Огонь горел в камине. Захаржевская вспоминала, как совсем недавно здесь так горячо спорил с Нилом Питер Дубойс. Тогда разговор шел о влиянии иллюминатов на мировой политический процесс, судьбе планеты в целом и России в частности, теперь же в компании с Нилом и Берчем ей предстояло обдумать и решить судьбу Ордена, а следовательно, в какой-то мере и судьбу всего человечества. Она, однако, заметила, что никто из присутствующих не разделяет ее видения. Разговор протекал исключительно в деловом русле, безо всяких лишних эмоций.
— Как я и предполагал, у вас нет четкого плана действий относительно будущего Ордена, — сказал Берч.
Вещи сейчас назывались своими именами. Подозрения отошли на второй план.
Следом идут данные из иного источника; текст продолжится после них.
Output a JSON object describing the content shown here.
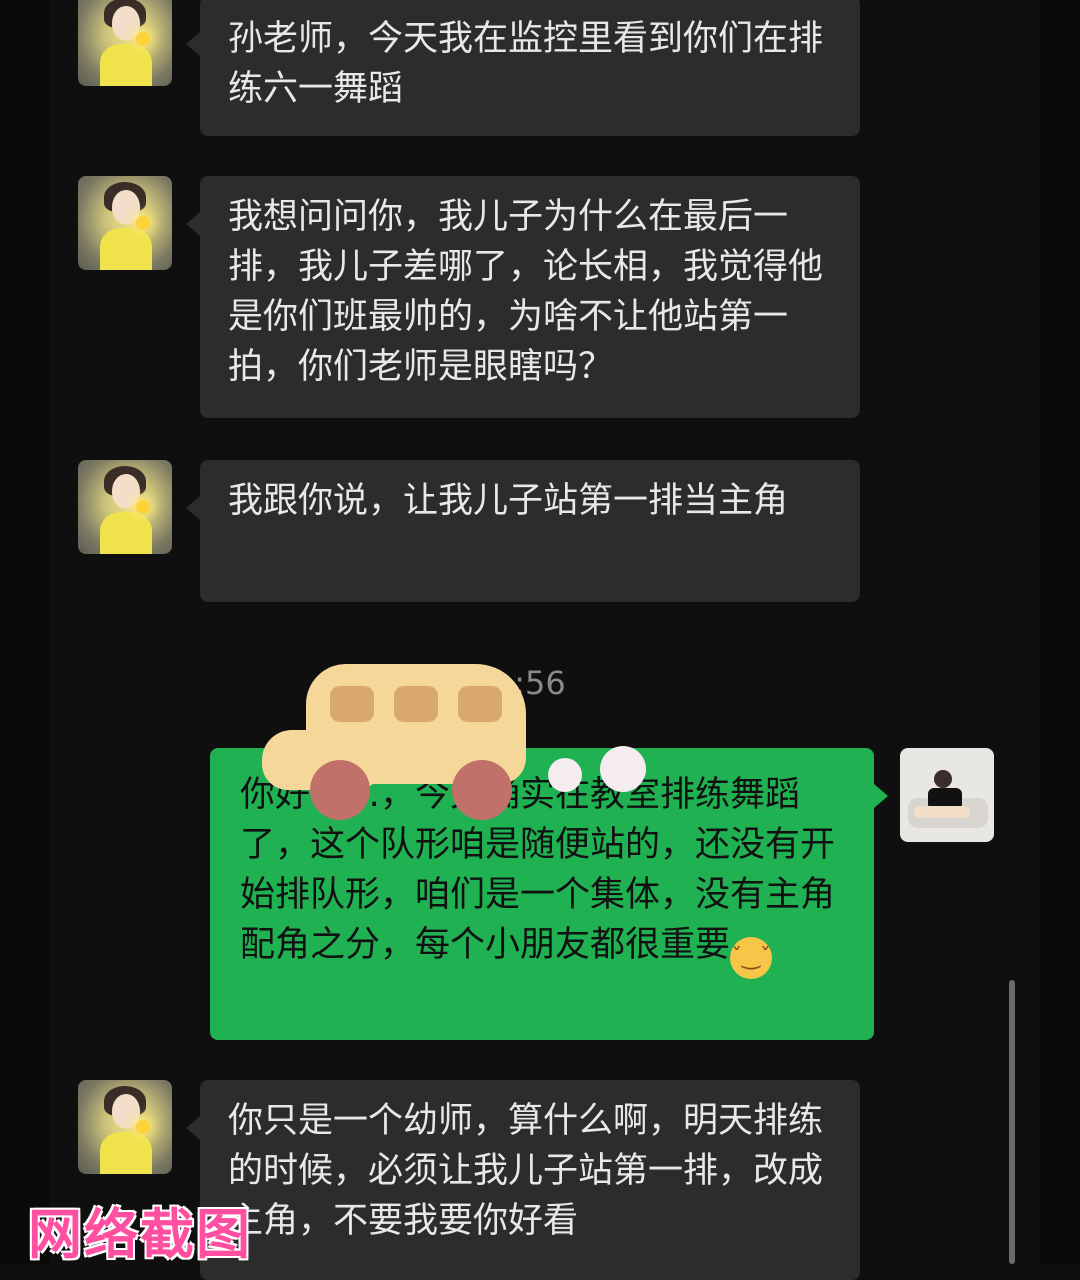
{
  "messages": [
    {
      "sender": "parent",
      "text": "孙老师，今天我在监控里看到你们在排练六一舞蹈"
    },
    {
      "sender": "parent",
      "text": "我想问问你，我儿子为什么在最后一排，我儿子差哪了，论长相，我觉得他是你们班最帅的，为啥不让他站第一拍，你们老师是眼瞎吗？"
    },
    {
      "sender": "parent",
      "text": "我跟你说，让我儿子站第一排当主角"
    },
    {
      "sender": "teacher",
      "text": "你好……，今天确实在教室排练舞蹈了，这个队形咱是随便站的，还没有开始排队形，咱们是一个集体，没有主角配角之分，每个小朋友都很重要"
    },
    {
      "sender": "parent",
      "text": "你只是一个幼师，算什么啊，明天排练的时候，必须让我儿子站第一排，改成主角，不要我要你好看"
    }
  ],
  "timestamp_visible": ":56",
  "teacher_emoji": "😌",
  "watermark": "网络截图",
  "colors": {
    "background": "#0f0f0f",
    "incoming_bubble": "#2c2c2c",
    "outgoing_bubble": "#20b152",
    "watermark": "#ff4fa0"
  },
  "icons": {
    "parent_avatar": "girl-with-flower-avatar",
    "teacher_avatar": "child-on-sofa-avatar",
    "sticker": "cartoon-bus-sticker"
  }
}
Если Хэмфри Ли Берч, начальник Федерального бюро расследований, и не был другом леди Морвен, у них были общие цели.
— Очевидно, у вас он есть, — сказал Баренцев.
Берч кивнул:
— Получив контроль над обеими партиями, мы разделим сферы влияния, прекратим грызню и сдержим разрушительный эффект от некоторых операций, которые обещают принести высокие дивиденды Ордену, но которые могут непредсказуемым образом отразиться на будущем как Америки, так и самих господ иллюминатов.
— Обычно они неплохо решают свои проблемы, — напомнил Баренцев.
— Говоря «они», вы имеете в виду — «мы»? — осведомился Берч.
— Да!
— Но сейчас наступает момент, когда вам и вашим друзьям так или иначе придется пересмотреть взгляды на устройство Ордена. И все мы здесь заинтересованы в том, чтобы помочь им адаптироваться к новым реальностям как можно быстрее…
Татьяна улыбнулась, вспомнив надменные физиономии своих подданных, ощущающих себя властителями мира. Они и не подозревают, что всем им уготована роль подопытных крысок.
— Что ж, давайте обсудим некоторые детали, — продолжил Берч. — В качестве места собрания я предложил бы один замок во Франции, который…
— Но место и время давно определены, — прервала его Татьяна. — Через день мне надлежит быть в Майами.
— Вот как? — Берч поднял кустистые брови. — О, так вам еще не сообщили?.. Странно.
— Что мне должны были сообщить? — напористо спросила Татьяна.
— Одну новость. Как таковая, она не очень радостна, но для нас как нельзя…
На сей раз директора ФБР прервала мелодия «Половецких плясок».
— Простите, — Татьяна нажала кнопочку мобильного телефона. — Я слушаю.
— Ваша светлость, — голос Уильяма Петти был исполнен такого трагического пафоса, что у нее екнуло сердце. — С глубочайшим прискорбием сообщаю вам о безвременной кончине мистера Джеймса Мэррика Хэммонда, последовавшей в ночь на девятнадцатое декабря сего года…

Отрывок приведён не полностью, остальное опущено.